While being a fairly nebulous term, digitization has changed and is changing companies beyond recognition. The ability to use technology and digital information to accomplish tasks that once required human judgment and action are almost too numerous to count at most firms.
Anything from helping an employee relocate across the world to testing and launching a new product now requires a much better grasp of how to use technology and digital information than it did even 5 years ago, and certainly a decade or more. It has meant that managers in all industries and roles must be as good at making IT-related decisions about what technology they need and how to deploy it as they are at making HR-related decisions about what people to hire and how to get the most out of them.
Unsurprisingly, this has also changed how those in the IT department do their jobs as well. Where once IT professionals were the technology experts and possessed most of the necessary knowledge, now they must work with line managers who often have a better idea about a niche piece of technology or vendor than they do. This doesn’t mean that the fundamental role of IT has changed – IT teams are still there to prevent wasted spending, excessive complexity, and the taking on of ill-considered risk – but how they do it has.
Business Building Lessons from Adobe
Today, you would be hard pressed to find a business leader who was openly resistant to digitization, but look beneath the surface of most large companies and you will find countless points of resistance.
Using digitization to make work more efficient or collaboration (another key shift in how companies are run) easier is held back by people’s worries about what it will cost or the disruption it will cause in the short-term. None of these sticking points is intentional, and none relate directly to the technology, but the problems they produce are no less real for that.
For example, when Adobe decided to transform its business model from selling “boxed” (or perpetual-license) software to bundled software in the cloud, the company worried about telling investors that the financial results would decline before picking up.
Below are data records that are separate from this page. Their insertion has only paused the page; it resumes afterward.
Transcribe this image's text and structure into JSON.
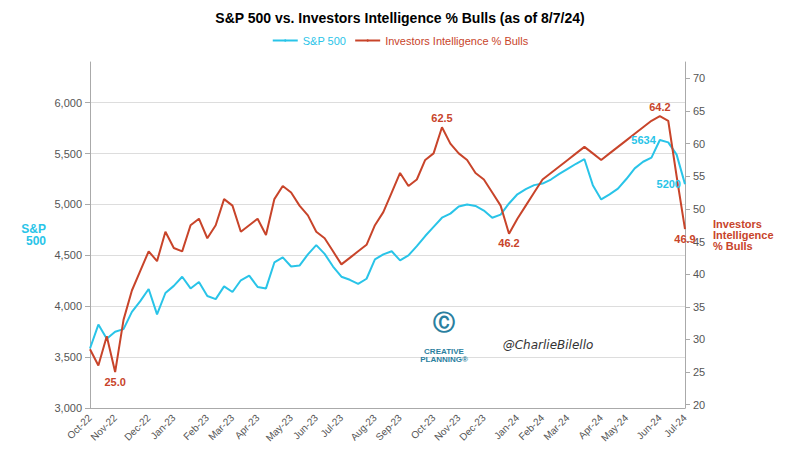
{
  "chart_data": {
    "type": "line",
    "title": "S&P 500 vs. Investors Intelligence % Bulls (as of 8/7/24)",
    "categories": [
      "Oct-22",
      null,
      null,
      "Nov-22",
      null,
      null,
      null,
      "Dec-22",
      null,
      null,
      "Jan-23",
      null,
      null,
      null,
      "Feb-23",
      null,
      null,
      "Mar-23",
      null,
      null,
      "Apr-23",
      null,
      null,
      null,
      "May-23",
      null,
      null,
      "Jun-23",
      null,
      null,
      "Jul-23",
      null,
      null,
      null,
      "Aug-23",
      null,
      null,
      "Sep-23",
      null,
      null,
      null,
      "Oct-23",
      null,
      null,
      "Nov-23",
      null,
      null,
      "Dec-23",
      null,
      null,
      null,
      "Jan-24",
      null,
      null,
      "Feb-24",
      null,
      null,
      "Mar-24",
      null,
      null,
      null,
      "Apr-24",
      null,
      null,
      "May-24",
      null,
      null,
      null,
      "Jun-24",
      null,
      null,
      "Jul-24"
    ],
    "series": [
      {
        "name": "S&P 500",
        "color": "#29C4E8",
        "axis": "y",
        "values": [
          3585,
          3820,
          3680,
          3750,
          3775,
          3945,
          4050,
          4169,
          3920,
          4130,
          4200,
          4290,
          4175,
          4238,
          4100,
          4070,
          4195,
          4140,
          4255,
          4300,
          4190,
          4175,
          4430,
          4480,
          4390,
          4400,
          4510,
          4600,
          4515,
          4390,
          4290,
          4260,
          4220,
          4270,
          4460,
          4510,
          4540,
          4450,
          4500,
          4590,
          4690,
          4780,
          4870,
          4910,
          4980,
          5000,
          4985,
          4940,
          4870,
          4900,
          5010,
          5100,
          5150,
          5190,
          5205,
          5245,
          5300,
          5350,
          5400,
          5445,
          5190,
          5050,
          5100,
          5155,
          5250,
          5355,
          5420,
          5460,
          5634,
          5610,
          5490,
          5200
        ],
        "annotations": [
          {
            "index": 68,
            "y": 5634,
            "text": "5634"
          },
          {
            "index": 71,
            "y": 5200,
            "text": "5200"
          }
        ]
      },
      {
        "name": "Investors Intelligence % Bulls",
        "color": "#C8442A",
        "axis": "y2",
        "values": [
          28.5,
          26.0,
          30.5,
          25.0,
          33.0,
          37.5,
          40.5,
          43.5,
          42.0,
          46.5,
          44.0,
          43.5,
          47.5,
          48.5,
          45.5,
          47.5,
          51.5,
          50.5,
          46.5,
          47.5,
          48.5,
          46.0,
          51.5,
          53.5,
          52.5,
          50.5,
          49.0,
          46.5,
          45.5,
          43.5,
          41.5,
          42.5,
          43.5,
          44.5,
          47.5,
          49.5,
          52.5,
          55.5,
          53.5,
          54.5,
          57.5,
          58.5,
          62.5,
          60.0,
          58.5,
          57.5,
          55.5,
          54.5,
          52.5,
          50.5,
          46.2,
          48.5,
          50.5,
          52.5,
          54.5,
          55.5,
          56.5,
          57.5,
          58.5,
          59.5,
          58.5,
          57.5,
          58.5,
          59.5,
          60.5,
          61.5,
          62.5,
          63.5,
          64.2,
          63.5,
          55.0,
          46.9
        ],
        "annotations": [
          {
            "index": 3,
            "y": 25.0,
            "text": "25.0"
          },
          {
            "index": 42,
            "y": 62.5,
            "text": "62.5"
          },
          {
            "index": 50,
            "y": 46.2,
            "text": "46.2"
          },
          {
            "index": 68,
            "y": 64.2,
            "text": "64.2"
          },
          {
            "index": 71,
            "y": 46.9,
            "text": "46.9"
          }
        ]
      }
    ],
    "ylabel": "S&P\n500",
    "y2label": "Investors\nIntelligence\n% Bulls",
    "ylim": [
      3000,
      6400
    ],
    "yticks": [
      3000,
      3500,
      4000,
      4500,
      5000,
      5500,
      6000
    ],
    "y2lim": [
      19.5,
      72.5
    ],
    "y2ticks": [
      20,
      25,
      30,
      35,
      40,
      45,
      50,
      55,
      60,
      65,
      70
    ],
    "grid": true,
    "legend": "top",
    "annotations": [
      "Ⓒ",
      "CREATIVE\nPLANNING®",
      "@CharlieBilello"
    ]
  }
}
Though the business model change was the right thing for the company to do, the expectations of everyone from shareholders to suppliers meant it was difficult to manage through the transition.
Four Barriers to Digitzation
And Adobe’s experience is typical of many companies. There are four types of expectation that can cause problems for companies as they get to work on digital products or services.
Margin expectations: Many CIOs are collaborating with other business leaders to launch analytic and data products that benefit from the massive volumes of data their companies.
But some report that since the margins on these new services were either difficult to calculate or expected to be low until the services scaled-up, they struggled to compete for investment with higher margin but lower growth products in the existing business portfolio.
Cost expectations: The CIO at a financial services organization in CEB’s network of IT professionals reports that their emphasis on reducing operating costs prevented them from taking advantage of new digital technologies in the cloud: “Our CFO has set aggressive OpEx targets.
We’re trying to achieve cost efficiencies in IT by moving to the cloud, but the central mandate prevents us from moving spending away from CapEx.”
Performance expectations: Successful digitization requires information sharing and cross-functional collaboration.
But while senior leaders might produce a mandate about how important digital initiatives are, the strict objectives and timelines they set for their teams often pull in different directions and discourage them from collaborating toward a common objective.
Behavioral expectations: Working in a digital environment requires employees to be more open to collaboration, risk-taking, and constant change. However, few companies formalize these behaviors in their employee performance objectives.
In fact, CEB research shows that only 27% of business employees have digitization-focused performance goals, which means they’re often not sure what is actually expected of them.